Leveraged ETF’s use futures contracts to achieve their multiple. They may use any number of futures to achieve this: oil, corn, mini’s, soy beans, etc. etc., the list goes on. But when using futures, there is a problem.
Contango is what happens when the leveraged ETF purchases front month futures, closes them out, and then purchase the next contract for more money. Example: Let’s say I buy a futures contract for $100. Later in the month I close that contract out, and purchase the next month’s futures for $101. Because that new contract cost $1 more, I can now buy 1% less than I could the previous month. No big deal, right? That’s just 1%. However, multiply that by 12 months and you are looking at a 12% loss annualized.

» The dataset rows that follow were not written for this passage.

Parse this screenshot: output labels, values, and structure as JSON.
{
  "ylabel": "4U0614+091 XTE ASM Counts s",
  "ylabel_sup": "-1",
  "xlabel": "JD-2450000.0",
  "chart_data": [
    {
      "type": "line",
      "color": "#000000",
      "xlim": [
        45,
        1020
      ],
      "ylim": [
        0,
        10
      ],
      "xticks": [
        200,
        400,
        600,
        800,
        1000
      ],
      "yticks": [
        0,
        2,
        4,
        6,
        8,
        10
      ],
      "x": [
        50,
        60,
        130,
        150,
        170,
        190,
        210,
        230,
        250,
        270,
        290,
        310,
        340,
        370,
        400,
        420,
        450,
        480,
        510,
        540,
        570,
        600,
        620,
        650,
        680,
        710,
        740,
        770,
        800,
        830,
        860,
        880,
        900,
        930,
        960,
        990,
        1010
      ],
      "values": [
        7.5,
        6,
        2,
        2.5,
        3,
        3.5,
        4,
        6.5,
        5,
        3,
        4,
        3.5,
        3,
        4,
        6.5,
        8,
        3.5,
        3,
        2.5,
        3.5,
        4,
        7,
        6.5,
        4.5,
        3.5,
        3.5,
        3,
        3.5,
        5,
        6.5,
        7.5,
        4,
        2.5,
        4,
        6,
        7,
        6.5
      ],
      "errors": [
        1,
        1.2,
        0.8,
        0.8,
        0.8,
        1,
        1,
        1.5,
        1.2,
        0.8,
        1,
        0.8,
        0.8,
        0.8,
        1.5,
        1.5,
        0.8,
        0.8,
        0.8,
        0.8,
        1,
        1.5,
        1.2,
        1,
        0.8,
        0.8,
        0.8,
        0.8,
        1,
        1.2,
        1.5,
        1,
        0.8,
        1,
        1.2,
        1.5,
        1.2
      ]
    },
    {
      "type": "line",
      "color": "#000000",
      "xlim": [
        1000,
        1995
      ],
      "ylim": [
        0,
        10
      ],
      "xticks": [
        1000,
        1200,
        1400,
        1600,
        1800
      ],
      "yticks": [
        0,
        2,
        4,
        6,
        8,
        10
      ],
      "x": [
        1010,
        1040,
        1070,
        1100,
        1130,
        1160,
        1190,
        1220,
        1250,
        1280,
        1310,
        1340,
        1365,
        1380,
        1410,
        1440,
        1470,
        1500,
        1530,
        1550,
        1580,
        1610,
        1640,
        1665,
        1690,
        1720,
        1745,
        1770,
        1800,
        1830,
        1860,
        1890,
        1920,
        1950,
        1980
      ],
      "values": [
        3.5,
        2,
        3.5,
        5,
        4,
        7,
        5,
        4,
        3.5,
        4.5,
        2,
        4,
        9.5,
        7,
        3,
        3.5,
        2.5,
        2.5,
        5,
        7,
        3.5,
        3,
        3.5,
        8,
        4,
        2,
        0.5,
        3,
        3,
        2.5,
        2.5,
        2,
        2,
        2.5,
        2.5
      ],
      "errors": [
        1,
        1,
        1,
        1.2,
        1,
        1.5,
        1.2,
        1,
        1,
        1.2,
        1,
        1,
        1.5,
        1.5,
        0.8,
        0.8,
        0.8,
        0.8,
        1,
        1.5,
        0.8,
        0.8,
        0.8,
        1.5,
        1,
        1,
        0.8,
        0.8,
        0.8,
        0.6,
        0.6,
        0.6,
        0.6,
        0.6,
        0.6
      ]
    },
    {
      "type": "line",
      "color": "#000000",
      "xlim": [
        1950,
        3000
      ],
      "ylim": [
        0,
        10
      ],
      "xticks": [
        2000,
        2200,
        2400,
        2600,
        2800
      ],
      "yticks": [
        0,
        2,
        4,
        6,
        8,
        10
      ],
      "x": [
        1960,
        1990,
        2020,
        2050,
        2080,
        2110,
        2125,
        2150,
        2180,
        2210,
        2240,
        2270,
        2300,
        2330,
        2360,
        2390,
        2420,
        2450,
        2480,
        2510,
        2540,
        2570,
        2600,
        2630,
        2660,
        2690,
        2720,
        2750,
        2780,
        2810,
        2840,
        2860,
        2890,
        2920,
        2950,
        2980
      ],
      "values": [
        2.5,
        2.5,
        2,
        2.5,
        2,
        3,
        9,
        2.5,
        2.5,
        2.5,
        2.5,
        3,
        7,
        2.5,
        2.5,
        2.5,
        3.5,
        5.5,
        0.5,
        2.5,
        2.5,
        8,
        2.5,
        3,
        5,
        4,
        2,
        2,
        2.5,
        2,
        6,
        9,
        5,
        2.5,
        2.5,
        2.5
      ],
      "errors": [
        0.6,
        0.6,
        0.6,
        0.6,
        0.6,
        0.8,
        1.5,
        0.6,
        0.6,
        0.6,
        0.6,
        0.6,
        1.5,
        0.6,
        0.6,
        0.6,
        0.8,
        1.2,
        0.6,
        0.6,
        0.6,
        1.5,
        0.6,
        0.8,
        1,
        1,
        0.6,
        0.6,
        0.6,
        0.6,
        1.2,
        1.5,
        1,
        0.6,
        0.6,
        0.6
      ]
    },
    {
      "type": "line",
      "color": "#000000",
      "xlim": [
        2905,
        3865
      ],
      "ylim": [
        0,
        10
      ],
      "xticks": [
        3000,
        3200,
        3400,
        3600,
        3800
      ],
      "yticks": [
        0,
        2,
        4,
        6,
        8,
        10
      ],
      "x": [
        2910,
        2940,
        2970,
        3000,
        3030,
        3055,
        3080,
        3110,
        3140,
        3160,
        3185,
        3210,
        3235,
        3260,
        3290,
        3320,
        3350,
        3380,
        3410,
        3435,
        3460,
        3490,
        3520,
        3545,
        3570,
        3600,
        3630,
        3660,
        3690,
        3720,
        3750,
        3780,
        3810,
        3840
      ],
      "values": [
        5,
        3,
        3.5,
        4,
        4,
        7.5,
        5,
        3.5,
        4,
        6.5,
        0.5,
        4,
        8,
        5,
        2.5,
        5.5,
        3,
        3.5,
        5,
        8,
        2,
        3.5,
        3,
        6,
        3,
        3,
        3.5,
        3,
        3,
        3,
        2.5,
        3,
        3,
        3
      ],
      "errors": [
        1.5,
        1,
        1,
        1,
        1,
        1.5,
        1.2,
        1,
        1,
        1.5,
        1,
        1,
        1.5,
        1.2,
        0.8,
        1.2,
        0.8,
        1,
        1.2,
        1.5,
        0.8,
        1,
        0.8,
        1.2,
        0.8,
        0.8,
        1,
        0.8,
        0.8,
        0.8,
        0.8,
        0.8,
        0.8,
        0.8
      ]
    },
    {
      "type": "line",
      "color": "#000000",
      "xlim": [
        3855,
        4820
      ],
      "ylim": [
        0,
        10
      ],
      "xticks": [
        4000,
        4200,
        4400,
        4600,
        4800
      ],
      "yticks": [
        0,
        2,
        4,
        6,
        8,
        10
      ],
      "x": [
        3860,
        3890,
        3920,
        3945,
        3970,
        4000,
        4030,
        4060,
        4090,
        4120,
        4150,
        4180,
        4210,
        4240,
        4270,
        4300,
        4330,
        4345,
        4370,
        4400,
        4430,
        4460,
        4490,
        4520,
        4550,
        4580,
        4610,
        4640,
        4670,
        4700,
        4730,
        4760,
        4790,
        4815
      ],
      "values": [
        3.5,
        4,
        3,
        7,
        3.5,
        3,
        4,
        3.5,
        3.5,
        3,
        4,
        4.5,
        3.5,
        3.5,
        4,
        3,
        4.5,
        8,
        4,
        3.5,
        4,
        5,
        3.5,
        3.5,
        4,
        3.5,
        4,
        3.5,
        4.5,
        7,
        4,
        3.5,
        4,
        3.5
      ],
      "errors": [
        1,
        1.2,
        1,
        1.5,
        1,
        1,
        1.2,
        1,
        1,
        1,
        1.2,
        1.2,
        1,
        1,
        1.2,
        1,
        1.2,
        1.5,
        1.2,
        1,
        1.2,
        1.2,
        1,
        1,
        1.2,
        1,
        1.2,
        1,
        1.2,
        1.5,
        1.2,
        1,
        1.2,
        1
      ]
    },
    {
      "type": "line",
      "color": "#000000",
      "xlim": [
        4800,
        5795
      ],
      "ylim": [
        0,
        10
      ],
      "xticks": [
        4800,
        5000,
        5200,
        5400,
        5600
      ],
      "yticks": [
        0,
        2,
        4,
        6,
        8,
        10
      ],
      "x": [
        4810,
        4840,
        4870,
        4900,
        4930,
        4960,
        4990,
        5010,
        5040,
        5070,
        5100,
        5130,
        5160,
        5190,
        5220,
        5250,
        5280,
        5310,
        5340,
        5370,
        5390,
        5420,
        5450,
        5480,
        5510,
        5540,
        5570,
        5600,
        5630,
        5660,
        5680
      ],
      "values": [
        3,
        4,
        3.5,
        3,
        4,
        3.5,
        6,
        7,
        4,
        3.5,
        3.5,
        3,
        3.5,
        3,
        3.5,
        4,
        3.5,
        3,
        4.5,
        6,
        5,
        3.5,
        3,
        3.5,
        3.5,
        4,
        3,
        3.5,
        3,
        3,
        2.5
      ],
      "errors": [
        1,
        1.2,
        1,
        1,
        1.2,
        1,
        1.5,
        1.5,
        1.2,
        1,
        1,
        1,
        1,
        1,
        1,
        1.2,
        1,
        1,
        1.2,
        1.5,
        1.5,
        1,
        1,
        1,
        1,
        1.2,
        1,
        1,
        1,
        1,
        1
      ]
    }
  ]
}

Contango can and will eat away your leveraged ETF gains.
Sometimes, the new contract purchased is cheaper, and that actually helps your ETF. This is called backwardation. Example: I purchase a futures contract for $100, and I sell that contract at the end of the month. I then purchase the next months contract for $99. I can now purchase 1% more. This helps the ETF and your position.
Leveraged ETF’s on the surface seem like a great thing when you are sure of the direction of that ETF. However, there are risks, like contango, that are real and can degrade your position pretty quickly.
It is my opinion that leveraged ETF’s are best suited for day trading or small swing trades. Holding leveraged ETF’s from month to month can be dangerous.